DOMINICAN REPUBLIC - Finance
Principal Director, Banco Peravia
Born in Venezuela, Gabriel Jimenez Aray has more than two decades of experience in the fields of law and consultancy, and has focused much of his career on issues related to taxation of the financial sector and commerce. He is a law graduate from the Universidad Católica Andrés Bello, and studied accountancy in the University of Central Florida before going on to complete courses in the University of Denver. In addition, he has studied banking and finance in what is now the London Metropolitan University. He has worked in the court system in Venezuela, and later worked as a private lawyer and legal advisor for major public and private clients there. He has also held positions in various other companies such as Información Aplicada Inc., International Legal Service Inc., and Ducati Miami.
Being from Venezuela, we have experienced a political transformation over the past 15 years. One of the good things about transformation is that it opens the eyes of entrepreneurs. We define a good country as one where wealth is distributed. Most people in these countries are surviving thanks to microfinance; however, in most cases the interest rates are 10% per week, sometimes, 1% a day. This creates a very harsh loan environment for ordinary people in the micro world, who are often unable to source sufficient funding for their micro business. In the Dominican Republic, 70% of internal production derives from the micro business, but less than 10% of those people are banked.
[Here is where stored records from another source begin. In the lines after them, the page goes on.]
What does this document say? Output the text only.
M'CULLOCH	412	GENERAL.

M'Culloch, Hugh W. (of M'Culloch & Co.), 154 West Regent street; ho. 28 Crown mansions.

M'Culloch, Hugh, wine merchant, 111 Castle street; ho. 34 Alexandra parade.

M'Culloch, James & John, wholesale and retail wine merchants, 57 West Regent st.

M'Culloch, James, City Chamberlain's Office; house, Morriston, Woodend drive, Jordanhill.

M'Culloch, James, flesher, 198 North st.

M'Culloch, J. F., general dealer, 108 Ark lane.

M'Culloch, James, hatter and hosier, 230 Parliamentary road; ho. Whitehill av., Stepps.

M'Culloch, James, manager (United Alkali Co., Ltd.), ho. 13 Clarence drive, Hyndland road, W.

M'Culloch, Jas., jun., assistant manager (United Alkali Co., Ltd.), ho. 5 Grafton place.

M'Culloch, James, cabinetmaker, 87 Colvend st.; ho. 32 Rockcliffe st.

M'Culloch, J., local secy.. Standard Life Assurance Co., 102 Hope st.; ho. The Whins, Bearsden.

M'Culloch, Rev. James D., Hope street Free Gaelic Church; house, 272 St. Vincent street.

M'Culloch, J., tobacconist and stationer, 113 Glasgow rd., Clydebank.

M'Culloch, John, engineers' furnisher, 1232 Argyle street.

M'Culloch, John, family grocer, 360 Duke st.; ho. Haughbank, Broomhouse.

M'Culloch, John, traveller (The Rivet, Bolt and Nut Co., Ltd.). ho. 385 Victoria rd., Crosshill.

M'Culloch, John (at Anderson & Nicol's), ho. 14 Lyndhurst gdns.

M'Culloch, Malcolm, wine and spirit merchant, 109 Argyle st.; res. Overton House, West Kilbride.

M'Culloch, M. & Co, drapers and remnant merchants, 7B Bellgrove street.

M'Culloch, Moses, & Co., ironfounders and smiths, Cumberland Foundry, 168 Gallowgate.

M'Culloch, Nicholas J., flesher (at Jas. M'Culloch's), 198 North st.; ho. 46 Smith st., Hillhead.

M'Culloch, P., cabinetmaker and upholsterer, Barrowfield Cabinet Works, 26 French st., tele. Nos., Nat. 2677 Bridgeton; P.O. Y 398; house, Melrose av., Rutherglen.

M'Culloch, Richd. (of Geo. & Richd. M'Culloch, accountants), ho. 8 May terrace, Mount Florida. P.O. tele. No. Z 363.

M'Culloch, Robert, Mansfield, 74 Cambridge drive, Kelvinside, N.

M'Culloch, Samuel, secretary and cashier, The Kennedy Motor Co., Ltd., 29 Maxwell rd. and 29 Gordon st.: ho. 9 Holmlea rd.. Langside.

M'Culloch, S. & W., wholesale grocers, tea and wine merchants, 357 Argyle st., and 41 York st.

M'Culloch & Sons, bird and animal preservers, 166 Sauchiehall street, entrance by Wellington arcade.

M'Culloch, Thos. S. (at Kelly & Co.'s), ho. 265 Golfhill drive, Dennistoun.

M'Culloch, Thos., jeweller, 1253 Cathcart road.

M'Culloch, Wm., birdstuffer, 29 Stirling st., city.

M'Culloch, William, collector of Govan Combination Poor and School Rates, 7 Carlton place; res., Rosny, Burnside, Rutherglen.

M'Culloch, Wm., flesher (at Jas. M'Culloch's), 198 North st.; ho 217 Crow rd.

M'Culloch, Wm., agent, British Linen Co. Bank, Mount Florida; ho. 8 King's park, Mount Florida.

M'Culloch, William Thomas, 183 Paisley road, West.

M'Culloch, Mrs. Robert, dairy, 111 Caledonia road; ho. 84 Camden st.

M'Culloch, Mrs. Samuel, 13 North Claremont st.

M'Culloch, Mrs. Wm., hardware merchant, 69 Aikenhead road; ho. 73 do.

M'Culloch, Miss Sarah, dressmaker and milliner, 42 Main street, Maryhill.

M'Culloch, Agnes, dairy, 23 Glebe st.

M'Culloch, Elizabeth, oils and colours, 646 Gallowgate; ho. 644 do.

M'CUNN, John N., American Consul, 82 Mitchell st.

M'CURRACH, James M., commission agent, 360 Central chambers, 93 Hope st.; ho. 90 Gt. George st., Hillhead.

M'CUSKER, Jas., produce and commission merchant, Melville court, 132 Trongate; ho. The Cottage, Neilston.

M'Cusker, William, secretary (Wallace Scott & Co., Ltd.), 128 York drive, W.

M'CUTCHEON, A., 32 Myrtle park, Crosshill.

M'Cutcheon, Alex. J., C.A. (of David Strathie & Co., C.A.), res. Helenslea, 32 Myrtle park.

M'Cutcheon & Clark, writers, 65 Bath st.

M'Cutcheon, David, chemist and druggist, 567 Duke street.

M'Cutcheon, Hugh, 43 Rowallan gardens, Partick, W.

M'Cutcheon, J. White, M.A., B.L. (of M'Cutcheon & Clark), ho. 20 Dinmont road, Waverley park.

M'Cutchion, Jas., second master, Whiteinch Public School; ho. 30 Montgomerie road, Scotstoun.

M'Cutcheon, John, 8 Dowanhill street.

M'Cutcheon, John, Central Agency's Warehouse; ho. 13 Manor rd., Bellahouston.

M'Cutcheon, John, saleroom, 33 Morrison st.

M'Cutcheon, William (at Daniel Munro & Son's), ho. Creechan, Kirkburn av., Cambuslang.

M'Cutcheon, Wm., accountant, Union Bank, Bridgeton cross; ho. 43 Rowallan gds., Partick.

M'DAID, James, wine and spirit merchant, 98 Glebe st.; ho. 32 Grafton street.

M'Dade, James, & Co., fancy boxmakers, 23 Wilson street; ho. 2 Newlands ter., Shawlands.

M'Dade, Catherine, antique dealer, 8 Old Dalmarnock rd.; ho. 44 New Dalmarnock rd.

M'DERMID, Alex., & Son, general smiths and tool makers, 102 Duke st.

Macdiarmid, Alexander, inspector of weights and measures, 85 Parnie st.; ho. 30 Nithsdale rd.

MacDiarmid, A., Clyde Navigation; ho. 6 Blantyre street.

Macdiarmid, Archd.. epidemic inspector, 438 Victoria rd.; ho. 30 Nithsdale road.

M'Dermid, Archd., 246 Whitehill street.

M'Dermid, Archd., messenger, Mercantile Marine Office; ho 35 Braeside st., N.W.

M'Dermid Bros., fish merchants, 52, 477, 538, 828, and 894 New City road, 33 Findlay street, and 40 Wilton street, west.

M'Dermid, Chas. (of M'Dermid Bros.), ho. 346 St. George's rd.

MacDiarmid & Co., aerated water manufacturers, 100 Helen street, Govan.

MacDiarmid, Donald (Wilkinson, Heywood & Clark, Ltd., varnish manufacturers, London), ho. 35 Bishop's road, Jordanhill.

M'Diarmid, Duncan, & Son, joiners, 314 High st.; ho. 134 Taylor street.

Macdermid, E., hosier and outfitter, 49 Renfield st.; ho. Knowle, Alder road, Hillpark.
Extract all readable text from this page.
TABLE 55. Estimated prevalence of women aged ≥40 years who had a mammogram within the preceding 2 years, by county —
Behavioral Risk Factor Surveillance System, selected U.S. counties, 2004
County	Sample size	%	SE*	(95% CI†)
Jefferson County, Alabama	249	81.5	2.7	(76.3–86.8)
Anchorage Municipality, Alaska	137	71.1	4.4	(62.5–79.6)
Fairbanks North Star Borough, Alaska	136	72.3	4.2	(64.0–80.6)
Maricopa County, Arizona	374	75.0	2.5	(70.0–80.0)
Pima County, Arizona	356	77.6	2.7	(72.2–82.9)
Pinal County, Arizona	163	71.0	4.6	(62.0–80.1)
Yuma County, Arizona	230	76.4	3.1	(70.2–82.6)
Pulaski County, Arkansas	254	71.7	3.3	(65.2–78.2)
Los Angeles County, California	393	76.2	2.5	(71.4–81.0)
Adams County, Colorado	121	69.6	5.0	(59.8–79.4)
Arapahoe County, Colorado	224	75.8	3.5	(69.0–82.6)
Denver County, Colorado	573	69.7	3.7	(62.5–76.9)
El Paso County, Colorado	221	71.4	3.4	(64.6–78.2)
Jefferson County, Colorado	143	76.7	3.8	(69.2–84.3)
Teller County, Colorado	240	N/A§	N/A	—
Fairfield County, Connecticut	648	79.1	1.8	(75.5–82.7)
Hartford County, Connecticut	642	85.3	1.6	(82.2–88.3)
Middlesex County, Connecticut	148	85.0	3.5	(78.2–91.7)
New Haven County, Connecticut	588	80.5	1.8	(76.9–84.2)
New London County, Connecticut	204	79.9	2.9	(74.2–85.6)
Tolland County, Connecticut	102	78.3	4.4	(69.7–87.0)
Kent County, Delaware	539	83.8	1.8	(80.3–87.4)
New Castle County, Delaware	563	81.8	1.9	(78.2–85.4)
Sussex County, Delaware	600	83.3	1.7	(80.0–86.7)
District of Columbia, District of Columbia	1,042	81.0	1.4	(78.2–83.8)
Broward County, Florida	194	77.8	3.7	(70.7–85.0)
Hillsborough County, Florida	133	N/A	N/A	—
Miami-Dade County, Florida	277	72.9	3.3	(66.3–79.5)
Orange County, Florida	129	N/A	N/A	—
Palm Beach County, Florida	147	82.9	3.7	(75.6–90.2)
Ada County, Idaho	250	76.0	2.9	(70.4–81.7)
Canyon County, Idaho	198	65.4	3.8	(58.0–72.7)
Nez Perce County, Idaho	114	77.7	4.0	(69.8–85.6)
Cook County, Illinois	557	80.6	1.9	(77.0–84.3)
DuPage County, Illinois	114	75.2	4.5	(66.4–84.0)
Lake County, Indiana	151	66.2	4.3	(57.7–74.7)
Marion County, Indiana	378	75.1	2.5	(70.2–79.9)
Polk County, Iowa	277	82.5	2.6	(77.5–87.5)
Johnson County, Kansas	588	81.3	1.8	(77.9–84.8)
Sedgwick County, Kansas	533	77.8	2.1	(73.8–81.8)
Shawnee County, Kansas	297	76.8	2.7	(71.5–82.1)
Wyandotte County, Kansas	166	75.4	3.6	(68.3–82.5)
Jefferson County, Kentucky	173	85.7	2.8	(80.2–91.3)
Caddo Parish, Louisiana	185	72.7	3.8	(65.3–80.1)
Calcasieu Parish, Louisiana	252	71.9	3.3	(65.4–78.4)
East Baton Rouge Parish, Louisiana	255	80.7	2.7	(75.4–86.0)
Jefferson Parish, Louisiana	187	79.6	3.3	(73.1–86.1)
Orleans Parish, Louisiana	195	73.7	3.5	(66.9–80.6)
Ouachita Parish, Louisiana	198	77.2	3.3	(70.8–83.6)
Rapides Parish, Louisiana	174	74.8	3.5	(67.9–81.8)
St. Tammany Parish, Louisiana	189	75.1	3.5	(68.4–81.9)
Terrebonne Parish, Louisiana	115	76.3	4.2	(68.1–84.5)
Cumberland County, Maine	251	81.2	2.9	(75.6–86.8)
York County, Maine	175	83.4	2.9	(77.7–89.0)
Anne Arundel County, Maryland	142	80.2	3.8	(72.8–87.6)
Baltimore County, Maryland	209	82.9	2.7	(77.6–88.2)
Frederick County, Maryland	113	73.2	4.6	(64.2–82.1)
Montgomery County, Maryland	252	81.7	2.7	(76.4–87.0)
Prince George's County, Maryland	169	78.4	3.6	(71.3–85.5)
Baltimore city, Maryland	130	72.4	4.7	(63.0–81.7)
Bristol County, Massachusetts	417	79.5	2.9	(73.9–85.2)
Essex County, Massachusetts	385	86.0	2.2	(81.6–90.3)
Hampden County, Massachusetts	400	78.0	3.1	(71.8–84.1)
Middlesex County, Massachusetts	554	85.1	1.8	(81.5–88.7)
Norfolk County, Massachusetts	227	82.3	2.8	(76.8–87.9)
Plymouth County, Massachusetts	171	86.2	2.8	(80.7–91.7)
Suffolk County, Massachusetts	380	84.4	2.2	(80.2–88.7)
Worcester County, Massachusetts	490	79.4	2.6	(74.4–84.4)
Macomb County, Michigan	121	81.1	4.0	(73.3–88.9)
The banking system therefore is overlooking the bulk of the economy generating most of the national wealth. What we bring from Venezuela is our experience of linking all sides together for better dialog.
We wanted to make a tangible impact in the micro business. Although some banks had announced providing micro business loans, because of their large size the structure was highly complicated. If you come to us for a loan of Ps2,000 ($50), you do not want to wait two weeks for that to be approved. If you came to us for an even higher loan of Ps8,000 to repair your taxi, for example, you would not want to wait for a week because your car being parked means lost revenue. The large banks have those problems because they are not flexible enough to understand the dynamic turnaround times of micro business. We, on the other hand, issue credit on the spot.
The regular form of doing business is to open branches, but branches have overheads. To cover the cost, you have to create certain businesses that will enable you to meet those costs. Therefore, what we do is acquire the efficiency of a network by accessing more than 2,000 “Colmados,” or convenience stores, which deliver us to our target community without the expense of dedicated branches. This said, we have been opening a few, as we do also need a visible presence. When we acquired the bank, it had only one branch but now has nine. Hopefully, we will close 2013 with 10 branches.
For insurance companies, their base clients are not consumers, but those that sell the insurance, such as the brokers. Ultimately, very few people call the insurance company; they call the broker. Therefore, insurers arrange new products for brokers to promote and sell. This is what we do in the micro world. We use the agents to sound out the needs of the community. Once I receive information, I try to create a forum for one product to approach and satisfy that need. It is a complete cycle, and a social approach that comes from Venezuela. Not everybody has the same standard of living, or indeed the same perception of what this means. You cannot assess a good standard of living solely in terms of owning consumer electronics, or an air-conditioned home. A good standard of living is having a secure and sustainable lifestyle.
The second most important city of the Dominican Republic, as they say, is New York, which is home to 1.8 million Dominicans. Remittances represent about a $3.8 billion per year, of which 60% comes from New York alone. We are present in New York, but not in the banking form, due to the associated high capital expenditure required, which in any case is not what the Dominican community is looking for. We have tried to pursue the business of transferring funds from New York to the Dominican Republic.
Something that I have noticed in my three-and-a-half years here is a change in the banking sector. One reason for that change is competition from abroad, which the major players are aware of. This sees the banks competing more aggressively today in response, one result of which is a wider range of products on offer at even lower interest rates.
Some of the larger banks have already started merging with one another, allowing themselves time to prepare for the competition that comes with more experience and funds, and are aggressive. The banking sector has to reduce the offer. All banks are players, but, globally speaking, they need to focus on the banking offer. With the increasing minimum capital requirements, we will see more and more banks merging or leaving the market. That is one of the events we are preparing for. Today, we are third in our niche, having risen from 17th place in less than three-and-a-half years. We have more than $40 million in assets, which ranks us above most banks engaged in multi-banking. Our paid-in capital is also among the highest and three times the threshold stipulated for the multi-banking universe. Thus, we are steadfastly progressing to the next step, which we will hopefully reach in 2014, namely entering that universe.